レバーなのに、こりこりとした歯ごたえがあって、これがまたおつなのだ。
次に焼き物を注文した。
ハラミとかロースは牛などと名が共通するが、クラシタなどと聞くと、さすが馬ならではだと感じる。
カイガラ、チョウチン、フタエゴに至っては、名前だけではどこの部位か分からない。
焼く前に店員さんが焼き方を説明してくれる。
牛のようにしっかり焼いてよい種類の肉と、ごくあっさり焼いて食べるべき種類の肉があるのだという。
あっさり焼きの見本を一つ焼いてくれた。
なるほど、こんな感じか。
といっても、トングを握っているのは私ではない。
食エッセイ「黄金のトングを持つ男」で紹介した彼である。
馬肉の焼き方は非常にこまやかな神経を使うようで、さしもの彼もいつもの三割増しの真剣さで焼き加減を見定めていた。
たれはポン酢に近い。
この繊細な肉質に、強いたれは合わないだろうと納得した。
少し物足りないときは、たれにつけたあと、軽く塩とごまをまぶして食べた。
しみだしてくるようなあまみが、舌の横の部分をじんわり刺激する。
馬肉は、牛肉に比べてカロリーも脂質も非常に低く、ヘルシーだという。
この道の泰斗であられる関西焼き肉.COMのいかりん氏は、「けとばし屋チャンピオン」の感想の中で、牛肉ほど部位ごとに個性が感じられなかった、と評しておられる。

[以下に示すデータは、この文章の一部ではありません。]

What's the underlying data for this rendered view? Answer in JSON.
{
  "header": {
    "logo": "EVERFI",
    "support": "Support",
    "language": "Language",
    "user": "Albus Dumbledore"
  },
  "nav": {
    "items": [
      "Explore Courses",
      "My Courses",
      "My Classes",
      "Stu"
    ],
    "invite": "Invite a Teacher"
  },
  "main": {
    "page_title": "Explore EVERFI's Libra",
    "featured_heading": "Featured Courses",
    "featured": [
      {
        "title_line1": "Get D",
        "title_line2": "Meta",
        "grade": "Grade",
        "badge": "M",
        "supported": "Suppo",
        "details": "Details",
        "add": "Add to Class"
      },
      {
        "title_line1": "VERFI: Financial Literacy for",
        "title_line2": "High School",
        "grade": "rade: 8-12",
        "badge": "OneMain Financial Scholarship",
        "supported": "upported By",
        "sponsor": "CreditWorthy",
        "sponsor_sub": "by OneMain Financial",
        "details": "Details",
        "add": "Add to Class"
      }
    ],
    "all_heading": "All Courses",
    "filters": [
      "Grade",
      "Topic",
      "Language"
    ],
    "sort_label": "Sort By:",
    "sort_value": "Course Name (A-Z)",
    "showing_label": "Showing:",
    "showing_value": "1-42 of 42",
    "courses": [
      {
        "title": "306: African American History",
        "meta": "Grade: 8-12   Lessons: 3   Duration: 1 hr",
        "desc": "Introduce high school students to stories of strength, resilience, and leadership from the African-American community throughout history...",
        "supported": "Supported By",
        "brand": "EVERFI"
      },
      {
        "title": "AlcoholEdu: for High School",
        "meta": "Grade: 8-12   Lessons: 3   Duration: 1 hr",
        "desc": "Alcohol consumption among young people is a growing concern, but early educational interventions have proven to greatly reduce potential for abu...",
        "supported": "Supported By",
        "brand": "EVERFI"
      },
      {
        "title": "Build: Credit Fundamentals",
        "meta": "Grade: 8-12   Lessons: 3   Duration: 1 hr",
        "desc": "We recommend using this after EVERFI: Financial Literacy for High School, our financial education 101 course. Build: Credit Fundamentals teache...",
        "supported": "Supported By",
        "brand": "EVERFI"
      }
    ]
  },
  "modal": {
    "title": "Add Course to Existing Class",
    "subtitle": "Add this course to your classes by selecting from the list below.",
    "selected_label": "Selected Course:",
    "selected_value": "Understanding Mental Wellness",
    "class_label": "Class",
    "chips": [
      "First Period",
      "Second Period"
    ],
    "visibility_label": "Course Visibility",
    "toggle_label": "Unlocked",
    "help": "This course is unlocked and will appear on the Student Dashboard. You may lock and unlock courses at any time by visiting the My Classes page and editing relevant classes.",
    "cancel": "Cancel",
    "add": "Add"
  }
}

なるほど確かにそうなのだが、その微妙な違いをじっくり味わうのもまた楽しい。
牛の場合は、向こうから味を強く主張してくる。
こちらは黙ってそれを味わえばよい。
馬の場合は、味を押し付けてこない。
そこでこちらから、肉片を舌のいろいろな部分で味わってみることになる。
ここだ、というポイントにヒットすると、その部位の味わいがふわりと広がる。
部位によって、舌のどの部分で味わうかを探りながら、ちびりちびり焼酎をなめる。
こんな味の探検に出掛けてみるのも、たまにはよい。